【SEIANドリームプロジェクト】令和3年度採択者紹介『歴史ある大津絵を 現代ならではの表現で』
今年度で2年目となるSEIANドリームプロジェクト。
昨年度の採択者である卒業生(当時情報デザイン領域4年生)の川上容奈さんが取り組んだ研究についてご紹介します。
●歴史ある大津絵を 現代ならではの表現で
川上容奈さんは、歴史ある「大津絵」とデジタルが融合した、新しい形の絵画作品の楽しみ方の研究を行いました。
卒業制作展では、大津絵を代表する「藤娘」を題材に、2種類の異なる表現の平面作品を展示。
一つは、掛軸に仕立てられた伝統的な画法で描かれた作品で、もう一つは高さ1mほどの大きな近江和紙のキャンバスに繊細なデジタル表現で細部まで描き込んだ、全く新しい藤娘です。
新しい藤娘には、身に着ける笠や着物や帯に大津絵のモチーフになっている鬼や男たちが描かれており、それらにInstagramのカメラをかざすとなんとARフィルターで解説が画面上に現れます。
全10種類のキャラクターが潜んでおり、それぞれのモチーフになっている大津絵の伝統的な物語や教訓の解説を、スマホを通じて知ることができるのです。
《藤娘 -大津絵十種-》
「大津の特産品として、古くから人々に親しまれてきた大津絵。味のある画風や風刺の効いた画題に魅せ、触れながら、現代の画法や技術を用いて表現しました。本作をきっかけに、大津絵ならではの魅力を感じていただけますと幸いです。」
*『SELECTION 卒業制作展 2022』内成果発表展の展示風景(撮影|守屋友樹)
●様々な人の協力を経て、一人では行けなかったところへ辿り着いた
高校までは日本画の先生に師事していた川上さんは、大学入学後2年間イラスト領域に在籍し、デジタル作画技術を学び、日本画の表現を活かした作品づくりを行ってきました。
大きな転機となったのは、地域連携推進センター(ちれん)が印刷会社と実施していた年賀状のイラストコンペに応募し、見事に入選し、実際に年賀状の印刷販売につながったこと。
「ちれんでの経験が、自分自身の作品制作や進路選択のターニングポイントになったと感じています」
卒業制作前に応募したSEIANドリームプロジェクトを通じて、「様々な人にお世話になり、自分の希望を一人ではできないところまで探究することができた」と話す川上さん。
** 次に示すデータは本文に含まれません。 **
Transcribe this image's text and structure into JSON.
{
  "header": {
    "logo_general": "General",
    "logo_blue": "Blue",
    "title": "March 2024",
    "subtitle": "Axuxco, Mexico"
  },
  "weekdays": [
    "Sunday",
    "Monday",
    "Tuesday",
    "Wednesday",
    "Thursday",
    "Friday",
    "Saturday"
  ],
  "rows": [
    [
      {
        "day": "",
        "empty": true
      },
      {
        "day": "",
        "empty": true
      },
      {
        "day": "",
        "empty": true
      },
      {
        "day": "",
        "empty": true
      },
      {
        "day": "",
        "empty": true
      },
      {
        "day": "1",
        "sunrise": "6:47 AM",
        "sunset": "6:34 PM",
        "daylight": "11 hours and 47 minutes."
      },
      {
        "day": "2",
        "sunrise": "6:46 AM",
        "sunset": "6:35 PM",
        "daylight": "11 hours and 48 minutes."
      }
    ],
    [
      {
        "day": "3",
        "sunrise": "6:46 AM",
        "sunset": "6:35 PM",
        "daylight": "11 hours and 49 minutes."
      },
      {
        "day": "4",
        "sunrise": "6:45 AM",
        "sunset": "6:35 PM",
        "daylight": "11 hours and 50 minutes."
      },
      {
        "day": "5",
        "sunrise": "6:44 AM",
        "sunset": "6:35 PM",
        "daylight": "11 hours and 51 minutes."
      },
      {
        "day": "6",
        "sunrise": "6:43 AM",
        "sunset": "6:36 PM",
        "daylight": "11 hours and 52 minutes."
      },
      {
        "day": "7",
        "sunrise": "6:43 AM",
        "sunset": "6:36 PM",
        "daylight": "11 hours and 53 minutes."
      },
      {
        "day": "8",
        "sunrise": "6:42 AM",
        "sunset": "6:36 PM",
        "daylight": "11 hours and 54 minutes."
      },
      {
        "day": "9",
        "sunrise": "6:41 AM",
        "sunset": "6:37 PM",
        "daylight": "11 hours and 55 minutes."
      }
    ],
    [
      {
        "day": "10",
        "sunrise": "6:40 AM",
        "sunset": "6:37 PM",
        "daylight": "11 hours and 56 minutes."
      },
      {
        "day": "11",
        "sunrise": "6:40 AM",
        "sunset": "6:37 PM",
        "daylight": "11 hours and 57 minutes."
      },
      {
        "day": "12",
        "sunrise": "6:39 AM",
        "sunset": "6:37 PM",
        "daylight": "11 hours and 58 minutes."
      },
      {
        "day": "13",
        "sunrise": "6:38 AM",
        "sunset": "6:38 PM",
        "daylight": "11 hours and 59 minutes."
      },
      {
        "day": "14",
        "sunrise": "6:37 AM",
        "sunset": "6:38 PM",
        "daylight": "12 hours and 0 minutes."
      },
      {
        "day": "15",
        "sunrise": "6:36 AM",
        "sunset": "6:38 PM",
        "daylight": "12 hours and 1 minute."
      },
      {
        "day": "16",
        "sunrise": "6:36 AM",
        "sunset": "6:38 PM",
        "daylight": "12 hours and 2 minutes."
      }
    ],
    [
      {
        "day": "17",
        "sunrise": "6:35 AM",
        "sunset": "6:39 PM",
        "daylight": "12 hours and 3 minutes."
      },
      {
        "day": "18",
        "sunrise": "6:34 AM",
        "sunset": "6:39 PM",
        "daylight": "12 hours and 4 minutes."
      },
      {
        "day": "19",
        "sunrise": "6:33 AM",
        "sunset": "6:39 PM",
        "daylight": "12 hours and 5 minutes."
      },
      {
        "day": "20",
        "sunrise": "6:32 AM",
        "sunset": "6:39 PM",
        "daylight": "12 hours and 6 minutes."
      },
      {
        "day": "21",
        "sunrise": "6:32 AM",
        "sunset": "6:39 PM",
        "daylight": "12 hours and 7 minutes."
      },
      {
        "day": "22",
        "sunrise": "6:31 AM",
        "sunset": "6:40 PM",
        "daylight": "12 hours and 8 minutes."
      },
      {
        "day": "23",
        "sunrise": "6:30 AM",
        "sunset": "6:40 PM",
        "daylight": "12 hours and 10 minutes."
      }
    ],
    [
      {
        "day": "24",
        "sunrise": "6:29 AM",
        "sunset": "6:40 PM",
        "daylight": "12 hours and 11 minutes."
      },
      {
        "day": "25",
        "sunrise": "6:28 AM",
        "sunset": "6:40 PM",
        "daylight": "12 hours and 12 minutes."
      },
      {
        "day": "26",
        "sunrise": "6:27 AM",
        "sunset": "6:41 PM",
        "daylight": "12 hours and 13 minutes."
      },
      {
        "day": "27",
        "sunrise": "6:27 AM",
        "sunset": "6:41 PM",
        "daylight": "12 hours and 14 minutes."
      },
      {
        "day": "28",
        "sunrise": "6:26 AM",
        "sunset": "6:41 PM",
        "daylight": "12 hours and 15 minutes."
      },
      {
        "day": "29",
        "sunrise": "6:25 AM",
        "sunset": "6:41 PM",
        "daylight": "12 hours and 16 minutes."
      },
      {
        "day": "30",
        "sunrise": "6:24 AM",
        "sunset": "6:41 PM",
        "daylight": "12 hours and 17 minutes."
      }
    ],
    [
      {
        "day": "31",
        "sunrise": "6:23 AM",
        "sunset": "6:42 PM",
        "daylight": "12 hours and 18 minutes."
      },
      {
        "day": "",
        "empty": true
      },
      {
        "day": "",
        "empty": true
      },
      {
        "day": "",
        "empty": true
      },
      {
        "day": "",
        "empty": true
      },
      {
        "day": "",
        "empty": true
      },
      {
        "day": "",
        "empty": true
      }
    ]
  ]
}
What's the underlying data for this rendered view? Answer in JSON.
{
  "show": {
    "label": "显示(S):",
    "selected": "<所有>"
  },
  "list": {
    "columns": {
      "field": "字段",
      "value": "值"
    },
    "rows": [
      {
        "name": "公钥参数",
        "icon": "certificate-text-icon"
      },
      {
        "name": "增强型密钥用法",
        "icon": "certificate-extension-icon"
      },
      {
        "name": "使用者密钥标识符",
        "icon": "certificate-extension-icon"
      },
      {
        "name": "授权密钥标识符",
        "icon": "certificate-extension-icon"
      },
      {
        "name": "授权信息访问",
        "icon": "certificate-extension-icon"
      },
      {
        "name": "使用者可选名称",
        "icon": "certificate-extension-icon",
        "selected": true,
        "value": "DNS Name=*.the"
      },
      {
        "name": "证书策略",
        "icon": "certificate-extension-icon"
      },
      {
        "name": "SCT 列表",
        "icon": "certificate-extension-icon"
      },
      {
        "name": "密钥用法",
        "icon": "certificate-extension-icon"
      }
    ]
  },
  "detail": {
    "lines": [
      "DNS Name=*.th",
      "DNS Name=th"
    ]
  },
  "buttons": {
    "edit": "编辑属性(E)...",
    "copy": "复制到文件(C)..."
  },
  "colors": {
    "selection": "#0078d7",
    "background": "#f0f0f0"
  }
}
採択後に審査員をしていた教員の紹介で、大津絵の絵師や大津市歴史博物館の学芸員へ取材し、大津絵の理解を深めていきました。
そして、伝統的な藤娘の描き方を研究し、日本画絵具で近江和紙に描き、額装も滋賀の表具店で仕上げた、こだわり抜いた作品が完成しました。
「ドリームプロジェクトに申請するのは、少し勇気がいること。でも、大学に相談できたことで金銭面の支援だけでなく、研究や制作に関しても相談ができてとてもお世話になった。プレッシャーもあったが、自分ひとりだけじゃないという思いで制作することができた」と自身の研究活動、制作を振り返りました。
●作品サイト|https://haku9lion.wixsite.com/my-site *スマートフォンでの閲覧推奨
プロフィール
川上容奈
かわかみ・ひろな/香川県生まれ。2022年成安造形大学卒業。
2年生までイラストレーション領域に、3年生からは情報デザイン領域に所属し、絵画制作からグラフィックデザイン、ウェブデザイン、写真撮影など幅広い分野の制作に取り組む。